Côté prélèvement à la source, vous devez signaler votre mariage sur votre espace personnel impots.gouv.fr. Votre taux sera alors recalculé en tenant compte de vos revenus communs.
Gérer le prélèvement à la source après le mariage
Depuis septembre 2025, les couples mariés ont automatiquement droit à l’individualisation du prélèvement à la source. Chaque époux conserve son propre taux sur ses bulletins de salaire, calculé en fonction du revenu du foyer mais appliqué individuellement.
Si vous préférez un taux commun, vous pouvez toujours le demander sur votre espace personnel des impôts.
Autres conséquences fiscales et patrimoniales du mariage
Le mariage ne concerne pas que l’impôt sur le revenu. D’autres aspects fiscaux changent et peuvent représenter des avantages considérables.
L’Impôt sur la Fortune Immobilière (IFI)
Si vous possédez du patrimoine immobilier, l’IFI se calcule désormais sur l’ensemble du patrimoine du couple. Le seuil de 1,3 million d’euros s’applique au foyer fiscal commun.
Cela peut être avantageux si vous étiez juste au-dessus du seuil individuellement, ou défavorable si vos patrimoines cumulés vous font franchir le seuil.
Droits de succession : l’avantage majeur
C’est probablement l’avantage le plus important du mariage ! L’époux survivant est totalement exonéré de droits de succession, quel que soit le montant de l’héritage.
Pour un couple non marié, les droits de succession peuvent atteindre 60% après un abattement de seulement 1 594 €. La différence est énorme ! Cette protection patrimoniale justifie à elle seule de s’interroger sur les règles successorales entre époux et leurs implications financières.
Pension de réversion
Le mariage vous donne droit à percevoir une pension de réversion en cas de décès de votre conjoint. Un avantage non négligeable pour votre retraite future.
Le choix du régime matrimonial
Votre régime matrimonial (communauté réduite aux acquêts par défaut, séparation de biens, communauté universelle) a des conséquences fiscales importantes :
- Protection du patrimoine existant
- Optimisation de la transmission
- Gestion des revenus locatifs
- Stratégies d’investissement
La séparation de biens peut par exemple permettre d’optimiser certains investissements ou de protéger un patrimoine professionnel.
Questions fréquentes
Le mariage est-il plus avantageux que le PACS fiscalement ?
Fiscalement, mariage et PACS sont équivalents depuis 2005 ! Vous bénéficiez des mêmes avantages : foyer fiscal commun, quotient familial à 2 parts, déclaration commune. La différence se joue sur les aspects successoraux et patrimoniaux où le mariage offre une protection supérieure.
Peut-on faire des déclarations séparées après la première année de mariage ?
Non, sauf exceptions très particulières : séparation de fait avec domiciles distincts, procédure de divorce en cours avec autorisation de résider séparément, ou mariage sous le régime de la séparation de biens sans vie commune.

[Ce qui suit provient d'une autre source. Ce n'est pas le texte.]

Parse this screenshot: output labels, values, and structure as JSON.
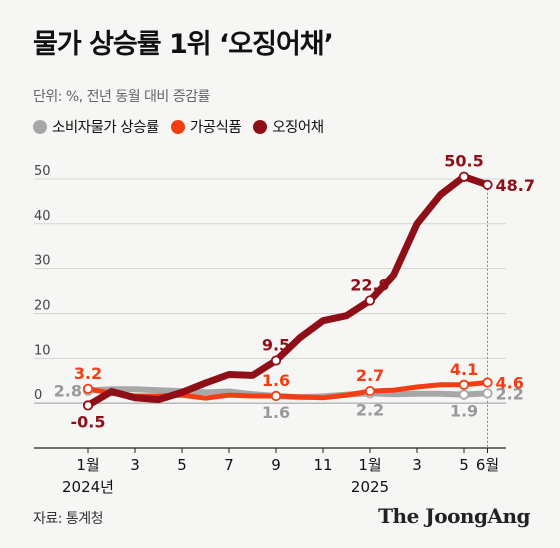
{
  "title": "물가 상승률 1위 ‘오징어채’",
  "subtitle": "단위: %, 전년 동월 대비 증감률",
  "source": "자료: 통계청",
  "brand": "The JoongAng",
  "legend": [
    {
      "label": "소비자물가 상승률",
      "color": "#a7a7a7"
    },
    {
      "label": "가공식품",
      "color": "#f43d13"
    },
    {
      "label": "오징어채",
      "color": "#8e0f17"
    }
  ],
  "chart_data": {
    "type": "line",
    "x": [
      "2024-01",
      "2024-02",
      "2024-03",
      "2024-04",
      "2024-05",
      "2024-06",
      "2024-07",
      "2024-08",
      "2024-09",
      "2024-10",
      "2024-11",
      "2024-12",
      "2025-01",
      "2025-02",
      "2025-03",
      "2025-04",
      "2025-05",
      "2025-06"
    ],
    "x_tick_labels": [
      "1월",
      "3",
      "5",
      "7",
      "9",
      "11",
      "1월",
      "3",
      "5",
      "6월"
    ],
    "x_tick_indices": [
      0,
      2,
      4,
      6,
      8,
      10,
      12,
      14,
      16,
      17
    ],
    "year_labels": [
      {
        "index": 0,
        "label": "2024년"
      },
      {
        "index": 12,
        "label": "2025"
      }
    ],
    "ylim": [
      -10,
      52
    ],
    "y_ticks": [
      0,
      10,
      20,
      30,
      40,
      50
    ],
    "grid": true,
    "series": [
      {
        "name": "소비자물가 상승률",
        "color": "#a7a7a7",
        "values": [
          2.8,
          3.1,
          3.1,
          2.9,
          2.7,
          2.4,
          2.6,
          2.0,
          1.6,
          1.3,
          1.5,
          1.9,
          2.2,
          2.0,
          2.1,
          2.1,
          1.9,
          2.2
        ],
        "labels": [
          {
            "index": 0,
            "text": "2.8",
            "pos": "left"
          },
          {
            "index": 8,
            "text": "1.6",
            "pos": "below"
          },
          {
            "index": 12,
            "text": "2.2",
            "pos": "below"
          },
          {
            "index": 16,
            "text": "1.9",
            "pos": "below"
          },
          {
            "index": 17,
            "text": "2.2",
            "pos": "right"
          }
        ]
      },
      {
        "name": "가공식품",
        "color": "#f43d13",
        "values": [
          3.2,
          2.2,
          1.6,
          1.6,
          1.8,
          1.1,
          1.8,
          1.6,
          1.6,
          1.4,
          1.2,
          1.8,
          2.7,
          2.9,
          3.6,
          4.1,
          4.1,
          4.6
        ],
        "labels": [
          {
            "index": 0,
            "text": "3.2",
            "pos": "above"
          },
          {
            "index": 8,
            "text": "1.6",
            "pos": "above"
          },
          {
            "index": 12,
            "text": "2.7",
            "pos": "above"
          },
          {
            "index": 16,
            "text": "4.1",
            "pos": "above"
          },
          {
            "index": 17,
            "text": "4.6",
            "pos": "right"
          }
        ]
      },
      {
        "name": "오징어채",
        "color": "#8e0f17",
        "values": [
          -0.5,
          2.6,
          1.2,
          0.8,
          2.4,
          4.5,
          6.4,
          6.2,
          9.5,
          14.5,
          18.4,
          19.5,
          22.9,
          28.5,
          40.0,
          46.5,
          50.5,
          48.7
        ],
        "labels": [
          {
            "index": 0,
            "text": "-0.5",
            "pos": "below"
          },
          {
            "index": 8,
            "text": "9.5",
            "pos": "above"
          },
          {
            "index": 12,
            "text": "22.9",
            "pos": "above"
          },
          {
            "index": 16,
            "text": "50.5",
            "pos": "above"
          },
          {
            "index": 17,
            "text": "48.7",
            "pos": "right"
          }
        ]
      }
    ]
  }
}
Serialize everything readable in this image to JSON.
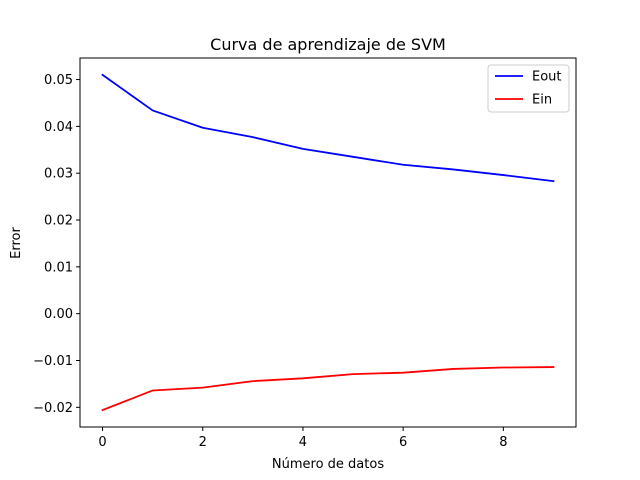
{
  "chart_data": {
    "type": "line",
    "title": "Curva de aprendizaje de SVM",
    "xlabel": "Número de datos",
    "ylabel": "Error",
    "x": [
      0,
      1,
      2,
      3,
      4,
      5,
      6,
      7,
      8,
      9
    ],
    "series": [
      {
        "name": "Eout",
        "color": "#0000ff",
        "values": [
          0.051,
          0.0434,
          0.0397,
          0.0377,
          0.0352,
          0.0335,
          0.0318,
          0.0308,
          0.0296,
          0.0283
        ]
      },
      {
        "name": "Ein",
        "color": "#ff0000",
        "values": [
          -0.0206,
          -0.0164,
          -0.0158,
          -0.0144,
          -0.0138,
          -0.0129,
          -0.0126,
          -0.0118,
          -0.0115,
          -0.0114
        ]
      }
    ],
    "xlim": [
      -0.45,
      9.45
    ],
    "ylim": [
      -0.0242,
      0.0546
    ],
    "xticks": [
      0,
      2,
      4,
      6,
      8
    ],
    "xtick_labels": [
      "0",
      "2",
      "4",
      "6",
      "8"
    ],
    "yticks": [
      -0.02,
      -0.01,
      0.0,
      0.01,
      0.02,
      0.03,
      0.04,
      0.05
    ],
    "ytick_labels": [
      "−0.02",
      "−0.01",
      "0.00",
      "0.01",
      "0.02",
      "0.03",
      "0.04",
      "0.05"
    ],
    "grid": false,
    "legend_position": "top-right"
  }
}
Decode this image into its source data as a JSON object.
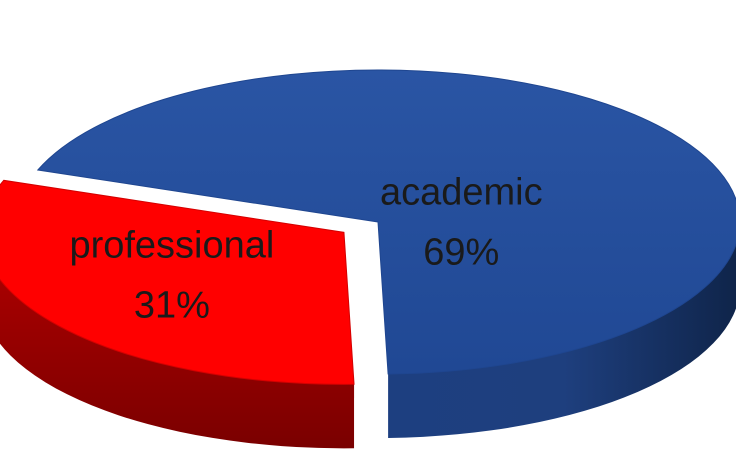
{
  "chart_data": {
    "type": "pie",
    "style": "3d",
    "legend": "none",
    "slices": [
      {
        "label": "academic",
        "value": 69,
        "value_label": "69%",
        "color": "#234c9a",
        "exploded": false
      },
      {
        "label": "professional",
        "value": 31,
        "value_label": "31%",
        "color": "#ff0000",
        "exploded": true
      }
    ]
  }
}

La déclaration commune devient obligatoire dès la deuxième année.
Comment calculer si le mariage va me faire économiser des impôts ?
Le plus simple est d’utiliser le simulateur officiel sur impots.gouv.fr. Vous pouvez comparer votre situation actuelle (deux déclarations séparées) avec une simulation de mariage (déclaration commune avec 2 parts). Attention à vérifier aussi l’impact sur la décote si vos revenus sont modestes.

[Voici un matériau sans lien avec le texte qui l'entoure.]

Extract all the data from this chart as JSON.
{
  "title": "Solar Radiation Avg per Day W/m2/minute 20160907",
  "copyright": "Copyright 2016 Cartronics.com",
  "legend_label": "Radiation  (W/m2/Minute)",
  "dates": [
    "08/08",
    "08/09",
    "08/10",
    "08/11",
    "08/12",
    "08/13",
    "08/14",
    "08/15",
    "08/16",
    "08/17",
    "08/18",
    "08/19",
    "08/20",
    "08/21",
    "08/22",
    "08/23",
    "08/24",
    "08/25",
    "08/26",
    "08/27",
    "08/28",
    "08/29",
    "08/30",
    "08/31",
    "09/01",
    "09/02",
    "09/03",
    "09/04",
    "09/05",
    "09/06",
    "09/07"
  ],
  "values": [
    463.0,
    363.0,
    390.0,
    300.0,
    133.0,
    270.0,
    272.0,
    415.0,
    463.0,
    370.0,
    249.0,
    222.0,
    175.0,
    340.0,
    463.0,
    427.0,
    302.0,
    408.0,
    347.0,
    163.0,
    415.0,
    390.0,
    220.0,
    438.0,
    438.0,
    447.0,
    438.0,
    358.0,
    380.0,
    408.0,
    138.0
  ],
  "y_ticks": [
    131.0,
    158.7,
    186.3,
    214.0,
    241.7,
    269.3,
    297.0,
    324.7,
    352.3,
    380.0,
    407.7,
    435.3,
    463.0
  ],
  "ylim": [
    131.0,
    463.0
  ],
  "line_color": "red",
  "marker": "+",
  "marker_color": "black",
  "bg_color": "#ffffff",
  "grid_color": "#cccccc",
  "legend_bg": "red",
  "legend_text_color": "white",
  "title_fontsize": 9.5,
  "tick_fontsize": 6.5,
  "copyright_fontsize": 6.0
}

Quand faut-il déclarer son mariage aux impôts ?
Vous devez signaler votre mariage dès que possible sur votre espace personnel impots.gouv.fr pour que votre taux de prélèvement à la source soit recalculé. Pour la déclaration d’impôts, elle se fera naturellement l’année suivante avec vos revenus communs de l’année du mariage.